Fig. 1: Compounds employed to train machine learning models of senolytic action.

a We assembled training data from multiple sources. We mined 58 known senolytics (positives) from academic papers and a commercial patent, and integrated them with diverse compounds from the LOPAC-1280 and Prestwick FDA-approved-1280 chemical libraries (negatives). Chemical structures were featurised with 200 physicochemical descriptors computed with RDKit57 and binary labelled according to their senolytic action. These labelled data were employed to train binary classifiers predictive of senolytic activity. b Sources of the 58 senolytics employed for training, including the number of compounds per source and the cell lines where senolysis was identified. c Cluster structure of the senolytics employed for training using the RDKit descriptors as features. Plot shows the k-means clustering score and silhouette coefficient58 averaged across compounds for an increasing number of clusters (k). Error bars denote one standard deviation over 100 repeats with different initial seeds. The lack of a clear “elbow” in the k-means score and low silhouette coefficients suggest poor clustering among the senolytics employed for training. d Tanimoto distance graph of senolytics employed for training; nodes are compounds and edges represent compounds that are sufficiently close in the physicochemical feature space. Node colour indicates the data source as in panel b. To emphasise the overall dissimilarity between compounds, we set the edge thickness as the Tanimoto similarity (1-distance).
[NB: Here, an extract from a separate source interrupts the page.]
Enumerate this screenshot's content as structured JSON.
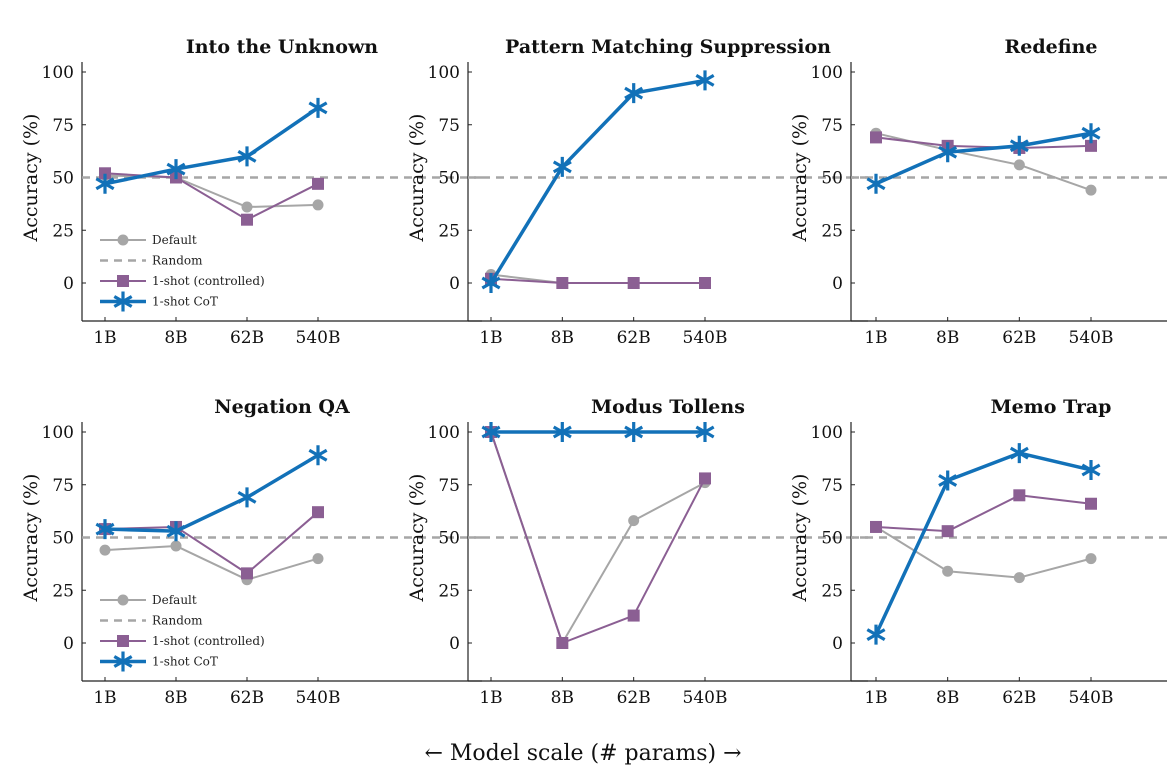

Inset shows the distribution of Tanimoto distances across the 269 graph edges (median distance of 0.77). e Clustering of the Tanimoto distance graph using the Louvain algorithm for community detection60. Plot shows the average number of clusters with respect to the resolution parameter (γ) across 100 runs (error bars denote one standard deviation); increasing values of γ produce a larger number of clusters. We observe pronounced plateaus at 5 and 6 clusters, suggesting some degree of clustering in the data. We computed the adjusted Rand index61 (ARI) averaged across all compounds to quantify the similarity between cluster labels and compound source labels (15 labels; panel e). Low ARI values indicate that Louvain clusters are substantially different from the literature source labels.